The practice of maintaining beehives on airport property began in Germany a decade and a half ago and has spread. It has now reached Seattle, Chicago and St. Louis in the United States.
The bees give airports a public relations friendly way to show off their green side and find a use for land that legally can not be developed. The hives are typically kept in the outskirts of the airport. It is also good for honeybees, whose population has been put under stress by “Colony Collapse Disorder.” While the number of bee colonies that died in 2014 was lower than in previous years.
Bob Redmond, a Beekeeper and executive director of the nonprofit “The Common Ace” helped to bring the idea to Seattle’s Sea-Tac airport after reading about a similar project at Chicago’s O’Hare. Sea-Tac helped get things going with a small grant and a 50-acre space. Redmond and his team now oversee twenty-five hives at the Sea-Tac airport. He realized he could not stop there because the honeybees need to work! While the honeybees are the main focus, his team are planting trees, shrubs and flowers on the land that will also be a food source for wild bees in the area. Many also do not realize water is a vital need for bees as well.

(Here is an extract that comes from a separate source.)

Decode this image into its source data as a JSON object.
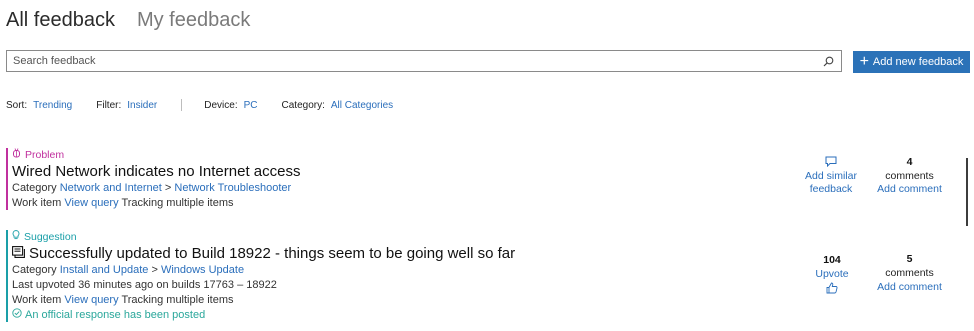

There are four thousand species of bees in North America and only one of them is the honeybee. The particular project helps to offset the project’s cost by selling honey to passengers. The honey tested by a lab to make sure it didn’t contain contaminants. Since the area around the beehives is not developed, the bees have access to a large range of native plants and this gives the airport honey a different flavor from that found in backyard urban beehives.